Mas tal como aconteceu com Taciano nos arredores de Roma, aqui em Natal, a atitude da pessoa mais revoltada não foi nem um pouco atenuada, acredito que ela não conseguiu nem sequer ouvir as lições do Cristo que estavam sendo dadas. Só pensava que tinha sido desrespeitada por ter vindo aquela sala sem saber que a sua oponente estaria presente. Da mesma forma que Taciano ficou revoltado quando percebeu que todo aquele mimo que havia recebido de Corvino e suas crianças tinha uma origem cristã.
Teríamos sido, eu e Corvino, intempestivos? O trecho que sublinhei dá a resposta: não podíamos hesitar entre qualquer sentimento pessoal e o Evangelho. O nosso dever é transmitir as lições evangélicas e incentivar a sua prática, pois sem a prática qualquer teoria cai no vazio.
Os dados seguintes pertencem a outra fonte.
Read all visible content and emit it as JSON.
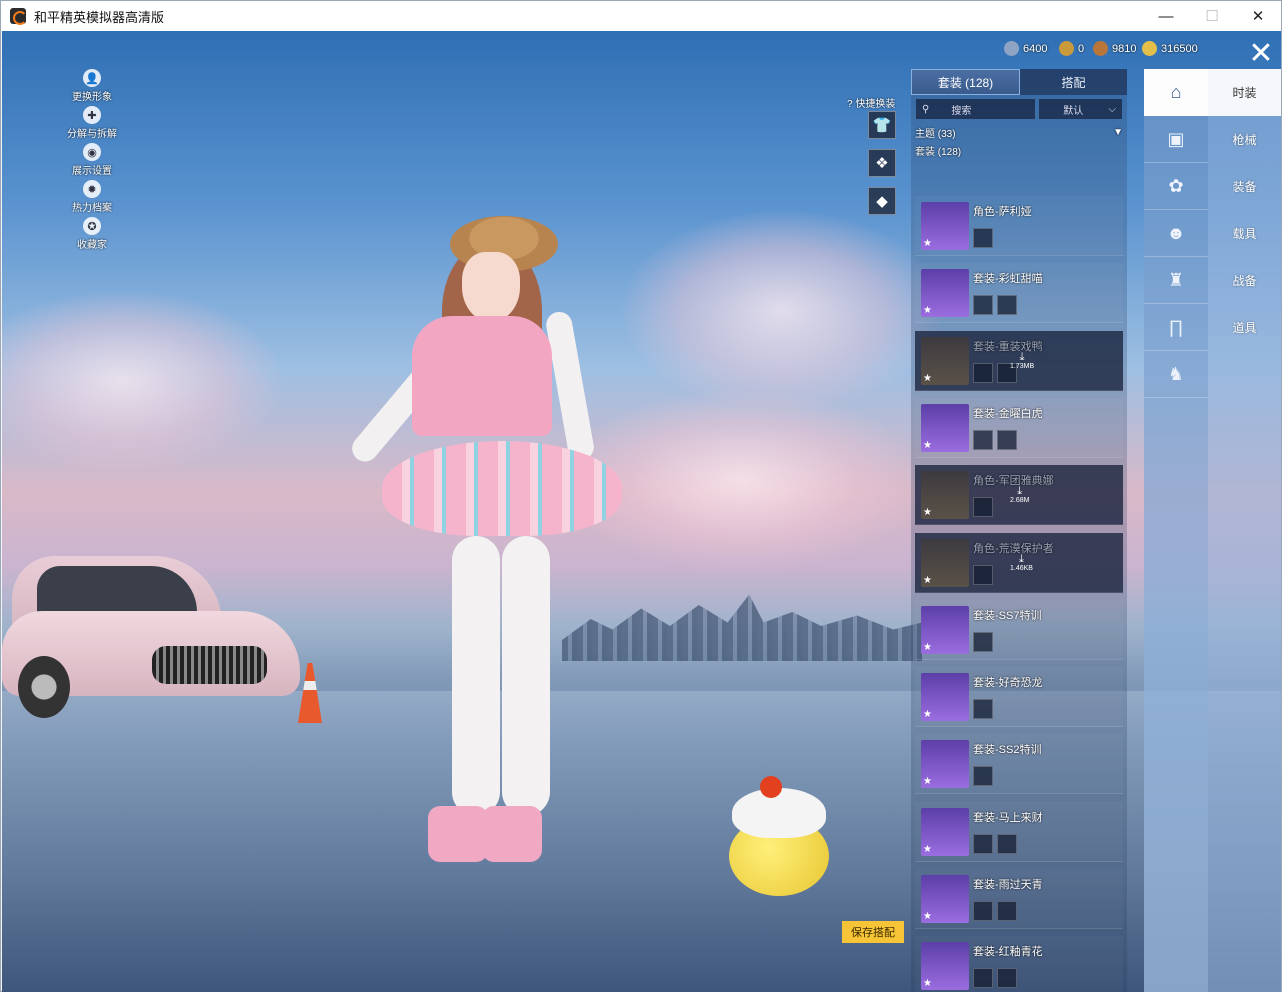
{
  "window": {
    "title": "和平精英模拟器高清版",
    "min": "—",
    "max": "☐",
    "close": "✕"
  },
  "currencies": [
    {
      "icon": "silver-coin-icon",
      "value": "6400",
      "color": "#8fa3c4"
    },
    {
      "icon": "token-icon",
      "value": "0",
      "color": "#c89a3a"
    },
    {
      "icon": "bronze-coin-icon",
      "value": "9810",
      "color": "#b8763a"
    },
    {
      "icon": "gold-coupon-icon",
      "value": "316500",
      "color": "#e2c04a"
    }
  ],
  "left_menu": [
    {
      "icon": "person-icon",
      "glyph": "👤",
      "label": "更换形象"
    },
    {
      "icon": "puzzle-icon",
      "glyph": "✚",
      "label": "分解与拆解"
    },
    {
      "icon": "eye-icon",
      "glyph": "◉",
      "label": "展示设置"
    },
    {
      "icon": "flame-icon",
      "glyph": "✹",
      "label": "热力档案"
    },
    {
      "icon": "trophy-icon",
      "glyph": "✪",
      "label": "收藏家"
    }
  ],
  "quick": {
    "help": "?",
    "label": "快捷换装",
    "buttons": [
      "👕",
      "❖",
      "◆"
    ]
  },
  "tabs": [
    {
      "label": "套装 (128)",
      "active": true
    },
    {
      "label": "搭配",
      "active": false
    }
  ],
  "search": {
    "icon": "⚲",
    "label": "搜索",
    "sort": "默认",
    "sort_arrow": "⌵"
  },
  "sections": {
    "theme": "主题 (33)",
    "theme_arrow": "▼",
    "suits": "套装 (128)"
  },
  "suits": [
    {
      "name": "角色-萨利娅",
      "parts": 1,
      "locked": false
    },
    {
      "name": "套装-彩虹甜喵",
      "parts": 2,
      "locked": false
    },
    {
      "name": "套装-重装戏鸭",
      "parts": 2,
      "locked": true,
      "download": "1.73MB"
    },
    {
      "name": "套装-金曜白虎",
      "parts": 2,
      "locked": false
    },
    {
      "name": "角色-军团雅典娜",
      "parts": 1,
      "locked": true,
      "download": "2.68M"
    },
    {
      "name": "角色-荒漠保护者",
      "parts": 1,
      "locked": true,
      "download": "1.46KB"
    },
    {
      "name": "套装-SS7特训",
      "parts": 1,
      "locked": false
    },
    {
      "name": "套装-好奇恐龙",
      "parts": 1,
      "locked": false
    },
    {
      "name": "套装-SS2特训",
      "parts": 1,
      "locked": false
    },
    {
      "name": "套装-马上来财",
      "parts": 2,
      "locked": false
    },
    {
      "name": "套装-雨过天青",
      "parts": 2,
      "locked": false
    },
    {
      "name": "套装-红釉青花",
      "parts": 2,
      "locked": false
    }
  ],
  "categories": [
    {
      "icon": "hanger-icon",
      "glyph": "⌂",
      "label": "时装",
      "active": true
    },
    {
      "icon": "backpack-icon",
      "glyph": "▣",
      "label": "枪械",
      "active": false
    },
    {
      "icon": "parachute-icon",
      "glyph": "✿",
      "label": "装备",
      "active": false
    },
    {
      "icon": "face-icon",
      "glyph": "☻",
      "label": "载具",
      "active": false
    },
    {
      "icon": "shirt-icon",
      "glyph": "♜",
      "label": "战备",
      "active": false
    },
    {
      "icon": "pants-icon",
      "glyph": "∏",
      "label": "道具",
      "active": false
    },
    {
      "icon": "shoes-icon",
      "glyph": "♞",
      "label": "",
      "active": false
    }
  ],
  "close_glyph": "✕",
  "save_button": "保存搭配"
}
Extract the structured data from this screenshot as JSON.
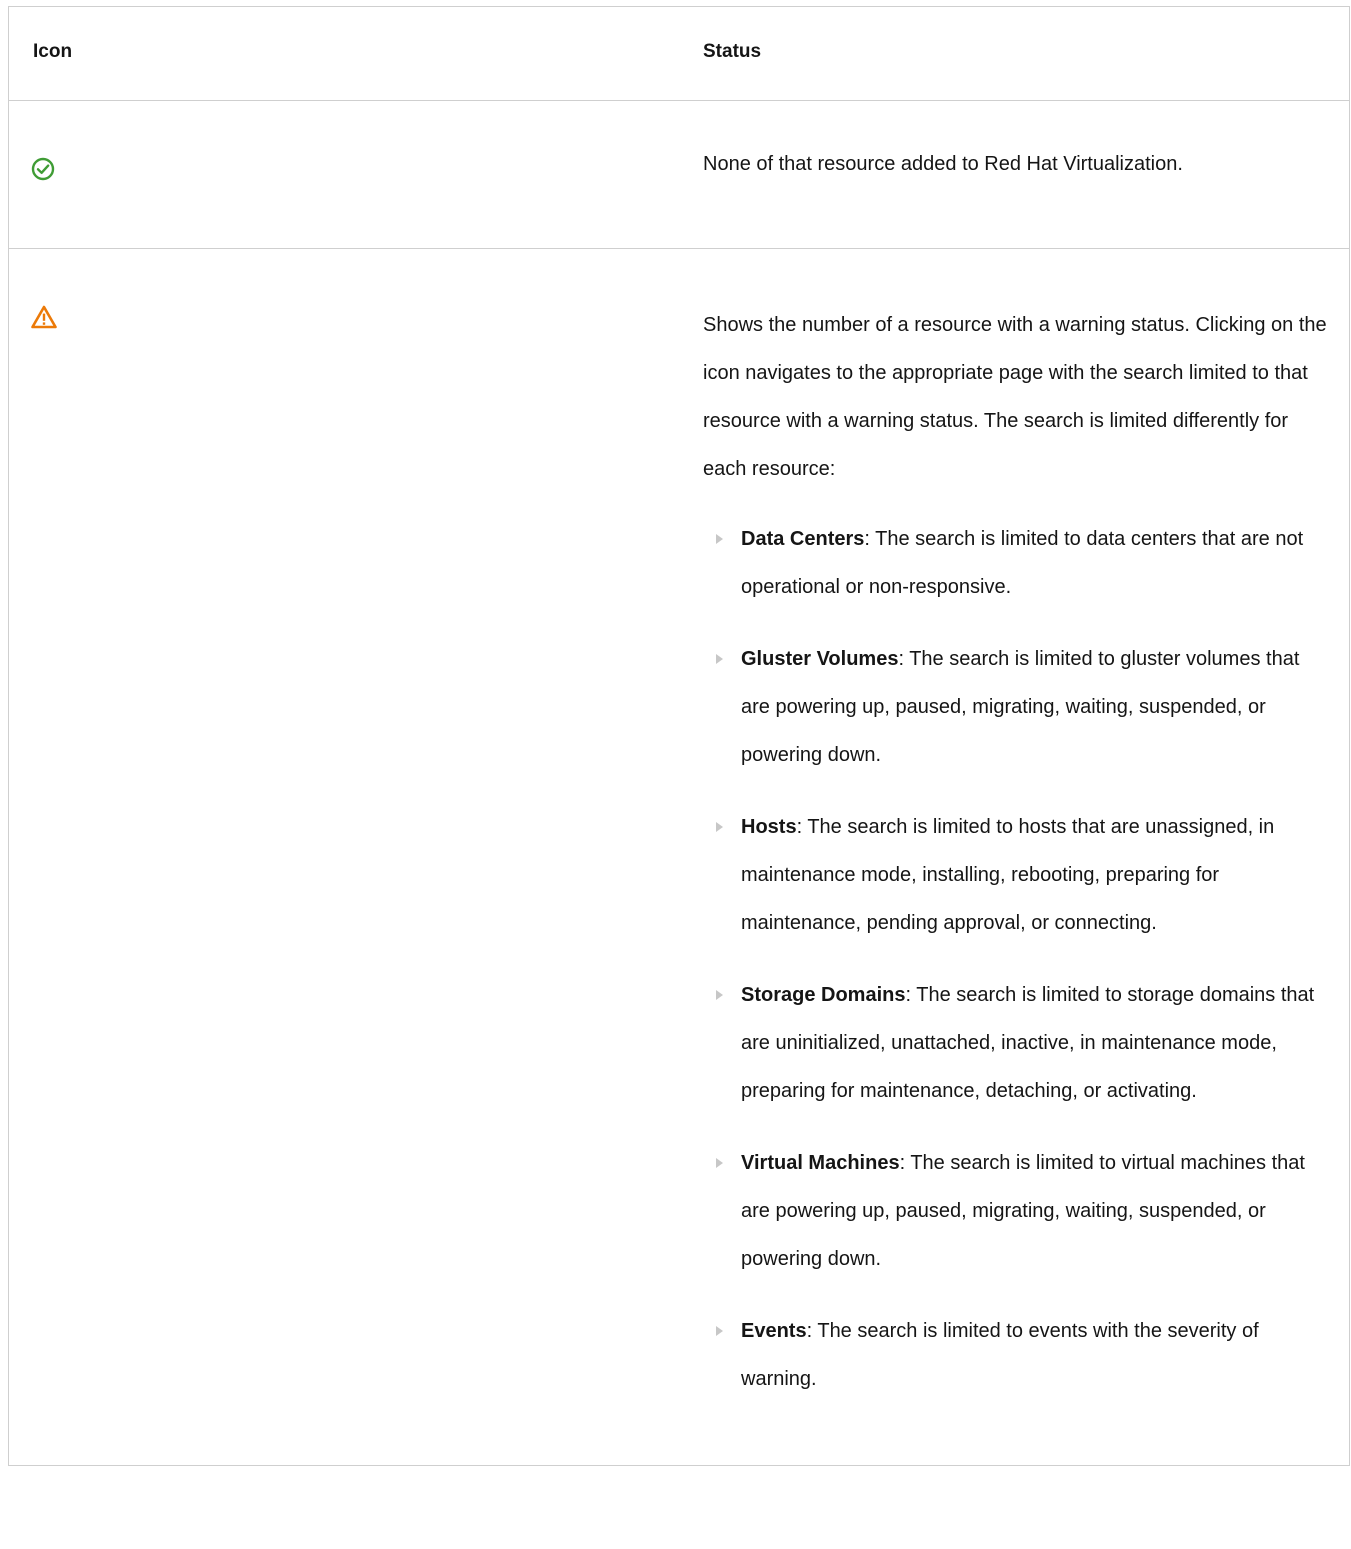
{
  "table": {
    "headers": {
      "icon": "Icon",
      "status": "Status"
    },
    "rows": [
      {
        "icon_name": "check-circle-icon",
        "icon_color": "#3f9c35",
        "status_text": "None of that resource added to Red Hat Virtualization."
      },
      {
        "icon_name": "warning-triangle-icon",
        "icon_color": "#ec7a08",
        "status_text": "Shows the number of a resource with a warning status. Clicking on the icon navigates to the appropriate page with the search limited to that resource with a warning status. The search is limited differently for each resource:",
        "items": [
          {
            "term": "Data Centers",
            "text": ": The search is limited to data centers that are not operational or non-responsive."
          },
          {
            "term": "Gluster Volumes",
            "text": ": The search is limited to gluster volumes that are powering up, paused, migrating, waiting, suspended, or powering down."
          },
          {
            "term": "Hosts",
            "text": ": The search is limited to hosts that are unassigned, in maintenance mode, installing, rebooting, preparing for maintenance, pending approval, or connecting."
          },
          {
            "term": "Storage Domains",
            "text": ": The search is limited to storage domains that are uninitialized, unattached, inactive, in maintenance mode, preparing for maintenance, detaching, or activating."
          },
          {
            "term": "Virtual Machines",
            "text": ": The search is limited to virtual machines that are powering up, paused, migrating, waiting, suspended, or powering down."
          },
          {
            "term": "Events",
            "text": ": The search is limited to events with the severity of warning."
          }
        ]
      }
    ]
  }
}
A prática do Evangelho, trazendo como resultado a atitude de Corvino e de suas crianças, não foram suficientes para quebrar a resistência maldosa de Taciano; as lições de Jesus, apresentadas a pessoa que já conhece o Mestre suficientemente, não foi, no entanto, suficiente para faze-la refletir e procurar praticar a lição. O ressentimento maldoso continuou reverberando nas fímbrias do coração, sem qualquer indício de modificação.
Porém, tanto Corvino lá, quanto eu cá, compreendemos que estamos comprometidos com a humanidade, com a construção da família universal, da viabilização do Reino de Deus. Não são ligações consanguíneas ou de qualquer afeto condicionado que irá nos tirar dessa trajetória.